Mükemmellik peşinde...
Jane Fonda, Oprah Winfrey’in programında anlatmış; henüz çok gençmiş yaşı ve babasının meşhur partilerinden birinde güney Fransa’daymıış. Jacklyn Kennedy gibi jet sosyetenin ünlü isimlerinin davetli olduğu bir ortamda ortalıkta öylece dolanıyormuş. Ergenliğe yeni geçiş yaptığı yıllarmış o yıllar ve “erkek Fatma” günlerinin eğlencesini ve keyfini geride bırakmak zorunda olduğu için hayıflanıyormuş. Yaşıtı olan diğer kızlar gibi ince ve zarif olabilmek için kilo vermesi gerekmesi onu aşırı derecede bunaltmış. Yemeden içmeden kesilir, hatta yediğini de çıkarırmış o dönemler. İncecik olmayı başarmış olsa da hala vücudunu beğenmiyormuş bir türlü…
O partide, Greta Garbo ona doğru yaklaşmış ve “benimle yüzmek ister misin?” diye sormuş. Kimseler onun varlığını dahi fark etmezken böylesine önemli ve ünlü birinin ona arkadaşça davranıyor olması onu çok şaşırtmış. “Evet!!” demiş, “Tabii ki isterim!”
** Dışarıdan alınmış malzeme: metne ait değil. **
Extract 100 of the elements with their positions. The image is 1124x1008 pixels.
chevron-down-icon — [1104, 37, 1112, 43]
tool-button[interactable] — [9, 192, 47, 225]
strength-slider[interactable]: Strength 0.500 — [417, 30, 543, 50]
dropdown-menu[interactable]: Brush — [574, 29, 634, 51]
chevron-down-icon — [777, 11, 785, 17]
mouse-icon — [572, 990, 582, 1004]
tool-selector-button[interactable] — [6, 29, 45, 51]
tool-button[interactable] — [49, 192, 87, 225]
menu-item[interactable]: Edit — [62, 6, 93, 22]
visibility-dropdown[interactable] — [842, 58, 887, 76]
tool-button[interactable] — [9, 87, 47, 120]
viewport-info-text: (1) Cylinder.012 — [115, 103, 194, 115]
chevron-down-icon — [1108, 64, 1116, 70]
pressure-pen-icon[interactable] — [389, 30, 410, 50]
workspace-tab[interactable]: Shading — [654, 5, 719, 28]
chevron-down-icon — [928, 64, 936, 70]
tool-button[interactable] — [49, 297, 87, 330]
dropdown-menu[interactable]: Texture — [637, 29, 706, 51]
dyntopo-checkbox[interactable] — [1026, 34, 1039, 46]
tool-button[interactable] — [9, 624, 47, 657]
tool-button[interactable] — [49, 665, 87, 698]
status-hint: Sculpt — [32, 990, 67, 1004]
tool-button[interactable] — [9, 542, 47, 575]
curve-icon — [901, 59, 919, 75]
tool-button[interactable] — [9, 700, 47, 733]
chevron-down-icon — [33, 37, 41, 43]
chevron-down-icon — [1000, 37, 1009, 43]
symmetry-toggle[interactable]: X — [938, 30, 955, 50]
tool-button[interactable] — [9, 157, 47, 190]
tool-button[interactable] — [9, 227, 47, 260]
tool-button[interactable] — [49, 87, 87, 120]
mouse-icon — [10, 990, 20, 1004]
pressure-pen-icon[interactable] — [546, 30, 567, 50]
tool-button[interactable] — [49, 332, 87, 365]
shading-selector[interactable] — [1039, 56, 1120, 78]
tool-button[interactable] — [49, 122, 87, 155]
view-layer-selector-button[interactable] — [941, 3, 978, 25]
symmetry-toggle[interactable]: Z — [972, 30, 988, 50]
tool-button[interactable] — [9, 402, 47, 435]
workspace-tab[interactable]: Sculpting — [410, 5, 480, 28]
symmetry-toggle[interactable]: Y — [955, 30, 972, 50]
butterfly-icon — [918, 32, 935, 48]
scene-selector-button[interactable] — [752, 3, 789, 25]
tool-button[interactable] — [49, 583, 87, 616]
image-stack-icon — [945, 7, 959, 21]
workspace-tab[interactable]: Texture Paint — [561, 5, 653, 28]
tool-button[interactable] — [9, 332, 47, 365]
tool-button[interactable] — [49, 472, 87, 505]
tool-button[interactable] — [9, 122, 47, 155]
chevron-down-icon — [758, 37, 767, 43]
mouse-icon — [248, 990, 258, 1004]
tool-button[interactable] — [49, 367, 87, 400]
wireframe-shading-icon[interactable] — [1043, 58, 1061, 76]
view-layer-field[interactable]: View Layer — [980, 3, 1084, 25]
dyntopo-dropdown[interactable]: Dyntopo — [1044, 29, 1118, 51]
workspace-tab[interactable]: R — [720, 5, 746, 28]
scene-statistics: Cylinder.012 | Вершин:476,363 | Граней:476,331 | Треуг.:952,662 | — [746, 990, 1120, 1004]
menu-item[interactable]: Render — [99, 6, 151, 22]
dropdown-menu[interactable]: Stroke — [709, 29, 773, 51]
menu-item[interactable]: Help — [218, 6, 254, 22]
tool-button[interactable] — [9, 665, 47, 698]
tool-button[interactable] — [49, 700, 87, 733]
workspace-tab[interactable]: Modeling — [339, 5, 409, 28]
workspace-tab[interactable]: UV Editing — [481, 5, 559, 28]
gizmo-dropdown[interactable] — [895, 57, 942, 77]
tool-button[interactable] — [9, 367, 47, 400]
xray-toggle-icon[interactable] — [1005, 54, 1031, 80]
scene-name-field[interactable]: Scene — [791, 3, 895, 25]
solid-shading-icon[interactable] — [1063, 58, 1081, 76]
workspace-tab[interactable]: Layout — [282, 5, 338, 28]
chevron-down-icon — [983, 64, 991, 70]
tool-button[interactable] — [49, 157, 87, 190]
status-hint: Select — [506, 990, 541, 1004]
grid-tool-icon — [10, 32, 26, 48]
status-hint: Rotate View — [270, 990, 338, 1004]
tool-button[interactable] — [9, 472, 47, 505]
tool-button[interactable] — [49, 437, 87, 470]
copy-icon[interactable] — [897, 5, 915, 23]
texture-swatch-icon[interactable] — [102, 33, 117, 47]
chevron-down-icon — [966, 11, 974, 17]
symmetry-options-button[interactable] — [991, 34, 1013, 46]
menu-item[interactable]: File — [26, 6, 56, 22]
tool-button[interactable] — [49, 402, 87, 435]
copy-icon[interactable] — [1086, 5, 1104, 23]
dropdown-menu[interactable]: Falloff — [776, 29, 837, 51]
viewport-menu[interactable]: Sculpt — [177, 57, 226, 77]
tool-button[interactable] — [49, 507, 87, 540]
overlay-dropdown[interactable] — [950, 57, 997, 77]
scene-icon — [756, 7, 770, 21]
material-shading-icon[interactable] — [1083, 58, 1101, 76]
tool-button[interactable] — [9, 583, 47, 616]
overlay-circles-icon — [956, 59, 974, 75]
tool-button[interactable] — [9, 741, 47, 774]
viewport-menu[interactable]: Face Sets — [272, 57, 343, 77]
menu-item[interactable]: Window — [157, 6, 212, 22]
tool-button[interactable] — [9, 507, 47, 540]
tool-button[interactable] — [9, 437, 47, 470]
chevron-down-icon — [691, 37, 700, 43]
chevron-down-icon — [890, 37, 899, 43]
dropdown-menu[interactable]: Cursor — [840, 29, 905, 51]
Hayatının en önemli günlerinden biri olduğunu söylüyor o günün. Greta Garbo’nun üstünde bembeyaz bir bornoz varmış, birlikte yakındaki sahile yürümüşler. Ünlü aktrits tüm ihtişamıyla suyun kenarına gidip bornozunu çıkartmış. Meğer çırılçıplakmış! Jane Fonda utangaç bakışlarla onu seyrederken en çok şaşırdığı şey bu ünlü kadının vücudunun hiç de öyle sanıldığı kadar mükemmel olmadığıymış! Sporcu olduğu için bazı bölgeleri aşırı kaslı olan, sağlıklı görünümlü ama klasik güzellikten uzak bir vücuda sahipmiş.
Jane Fonda “O an kendimi çok iyi hissetmiştim” diyor. Greta Garbo’nun bile mükemmel olmadığını görmek onu çok rahatlatmış. Yüzerken bir ara göz göze gelmişler ve “sen de film yıldızı olmak istiyor musun?” diye sormuş. Jane Fonda “Hayır!” cevabını verince de “olabilecek kadar güzelsin ama” demiş. Bütün gün ağzı kulaklarında dolaşmasına sebep olan bu söz onu derinden etkilemiş. Ama yine de kendi vücuduyla tam anlamda barışması ve “mükemmel” olması gerekmediğini gerçek anlamda öğrenmesi uzun yıllar almış. Dünyada birçok ünlü ve önemli kadının mükemmel anlamda güzel olmasa da çok beğenilip, sevildiğini sonraları fark etmiş. Aslında tüm varlığımızla bir “bütün” olmamızın en önemli şey olduğunu söylüyor. Sizlerle paylaşmadan edemedim…
Globalleşmeyle standartlaşan güzellik kavramı tüm dünyada kadınların üstünde baskısını sürdüredururken, "kime göre, neye göre güzel?“ diye sorup da sistemi sorgulayan az oluyor. Sağlıksız görünen yüzlerine rağmen kilo verme takıntısıyla kendine eziyet etmeye devam eden bir çok kadın mükemmel vücudun ve tek bir kırışığı olmayan bir yüzün peşinde. Çoğu da estetik cerrahların ve bu konuda türlü vaatlerde bulunan uzmanların sürekli müşterisi haline geliyor. Paralarını bir ütopya uğruna harcayan bir sürü kişi, yapılan her işlemle ve bulunan her yeni teknikle çıtayı biraz daha yükseltirken dünyanın parasını harcamaktan çekinmiyor. Bir türlü de tam olarak tatmin olmuyorlar işin tuhafı, malum, hep “daha” güzeli var her şeyin.
Özgüvenin bu denli sarsılabilir olması ve bu gerçeği keşfedenlerin bu amaca hizmet eden, endişe ve korkuları besleyen koca bir sektör yaratmış olması aslında çok acı. Sağlıklı bir kiloda bir vücuda ve doğallığını, özgünlüğünü ve karakterini yitirmemiş bir yüze sahip olmaktan mutlu olan, kendinle barışık ve kusurlarıyla da mutlu kadınlar giderek çoğalsa keşke. Kadın dergilerine, medyaya ve ceplerini doldurma meraklısı bazı uzmanlara inat!